Swiss village evacuated over threat of rockslide

FILE -View of the village Brienz and the "Brienzer Rutsch", taken in Brienz-Brinzauls, Switzerland, May 12, 2023. (AP Photo/Arnd Wiegmann, File)

FILE -View of the village Brienz and the “Brienzer Rutsch”, taken in Brienz-Brinzauls, Switzerland, May 12, 2023. (AP Photo/Arnd Wiegmann, File)

GENEVA (AP) — Swiss authorities cleared a village in the country’s east over a potential rockslide, three weeks after a mudslide submerged a vacated village in the southwest.

Residents of Brienz/Brinzauls, about 40 kilometers (25 miles) southwest of Davos, were being barred from entering the village because a rock mass on a plateau overhead has “accelerated so rapidly that it threatens to collapse,” a statement from local officials said Monday.

Farm work in the area was also being halted, and livestock owners moved their animals out of nearby pastures due to early warning signs on Sunday.

Authorities said the region is closely monitored by early-warning systems in the town, which is no stranger to such evacuations: Villagers had been ordered out of Brienz/Brinzauls in November and in June two years ago — before a huge mass of rock tumbled down the mountain, narrowly missing the village.

The mountain and the rocks on it have been moving since the last Ice Age. While glacier melt has affected the precariousness of the rocks over millennia, local authorities say melting glaciers due to “man-made” climate change in recent decades hasn’t been a factor.

The centuries-old village straddles German- and Romansch-speaking parts of the eastern Graubünden region and sits at an altitude of about 1,150 meters (about 3,800 feet). Today, it has under 100 residents.

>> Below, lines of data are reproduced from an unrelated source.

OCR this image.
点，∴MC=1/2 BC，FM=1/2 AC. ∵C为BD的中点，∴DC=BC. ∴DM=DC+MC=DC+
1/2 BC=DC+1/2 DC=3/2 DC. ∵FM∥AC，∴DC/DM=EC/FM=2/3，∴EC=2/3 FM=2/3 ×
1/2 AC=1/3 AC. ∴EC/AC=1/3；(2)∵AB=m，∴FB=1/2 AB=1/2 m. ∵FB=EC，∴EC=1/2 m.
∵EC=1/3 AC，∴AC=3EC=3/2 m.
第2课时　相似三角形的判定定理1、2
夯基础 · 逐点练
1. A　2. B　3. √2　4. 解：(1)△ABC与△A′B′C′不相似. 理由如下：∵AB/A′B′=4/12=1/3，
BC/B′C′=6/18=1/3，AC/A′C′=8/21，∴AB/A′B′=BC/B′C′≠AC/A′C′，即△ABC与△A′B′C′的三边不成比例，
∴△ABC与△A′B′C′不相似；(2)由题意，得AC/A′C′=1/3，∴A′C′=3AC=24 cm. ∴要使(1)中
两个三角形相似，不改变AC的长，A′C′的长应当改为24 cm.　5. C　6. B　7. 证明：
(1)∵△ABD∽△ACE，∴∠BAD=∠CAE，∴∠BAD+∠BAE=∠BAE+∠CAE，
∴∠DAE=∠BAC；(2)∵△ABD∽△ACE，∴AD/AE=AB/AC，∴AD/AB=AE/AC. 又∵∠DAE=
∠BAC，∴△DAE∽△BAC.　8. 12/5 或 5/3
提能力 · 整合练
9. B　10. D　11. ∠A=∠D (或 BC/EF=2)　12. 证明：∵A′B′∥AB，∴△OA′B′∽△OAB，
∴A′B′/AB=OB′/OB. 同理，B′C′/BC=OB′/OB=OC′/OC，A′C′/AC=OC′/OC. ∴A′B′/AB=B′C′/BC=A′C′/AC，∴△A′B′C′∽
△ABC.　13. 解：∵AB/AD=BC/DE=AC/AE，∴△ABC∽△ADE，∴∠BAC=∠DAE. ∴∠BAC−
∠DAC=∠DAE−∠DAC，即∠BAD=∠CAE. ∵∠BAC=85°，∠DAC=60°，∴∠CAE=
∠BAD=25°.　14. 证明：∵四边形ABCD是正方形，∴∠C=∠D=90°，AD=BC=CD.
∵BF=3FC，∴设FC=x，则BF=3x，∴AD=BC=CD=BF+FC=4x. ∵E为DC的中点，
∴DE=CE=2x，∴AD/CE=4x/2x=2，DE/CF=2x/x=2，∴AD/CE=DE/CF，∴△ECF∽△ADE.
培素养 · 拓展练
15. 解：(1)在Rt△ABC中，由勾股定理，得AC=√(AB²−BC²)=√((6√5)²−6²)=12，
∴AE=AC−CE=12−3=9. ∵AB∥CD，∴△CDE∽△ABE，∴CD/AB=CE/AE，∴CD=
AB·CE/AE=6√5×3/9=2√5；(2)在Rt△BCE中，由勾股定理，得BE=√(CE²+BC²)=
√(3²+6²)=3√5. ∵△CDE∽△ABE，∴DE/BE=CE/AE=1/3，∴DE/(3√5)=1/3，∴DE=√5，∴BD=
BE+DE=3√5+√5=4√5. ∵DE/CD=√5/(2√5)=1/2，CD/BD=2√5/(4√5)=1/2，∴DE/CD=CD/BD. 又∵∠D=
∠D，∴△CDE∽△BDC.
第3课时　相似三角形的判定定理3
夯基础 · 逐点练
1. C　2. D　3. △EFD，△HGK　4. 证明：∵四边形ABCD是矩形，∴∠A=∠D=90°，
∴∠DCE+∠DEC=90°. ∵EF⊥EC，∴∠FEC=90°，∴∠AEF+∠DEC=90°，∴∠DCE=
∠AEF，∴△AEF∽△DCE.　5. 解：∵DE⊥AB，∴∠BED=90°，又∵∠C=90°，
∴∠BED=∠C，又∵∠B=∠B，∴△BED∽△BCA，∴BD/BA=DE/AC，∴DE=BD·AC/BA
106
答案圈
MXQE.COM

A leading Swiss insurers’ association issued Tuesday a preliminary estimate of damages related to the submerging of the southwestern village of Blatten on May 28, putting the figure at some 320 million Swiss francs (about $393 million) — more than 80% of which was attributed to damages to buildings and movable property.

The rest — about 60 million francs (about $73.8 million) — involved damage to businesses and motor vehicles.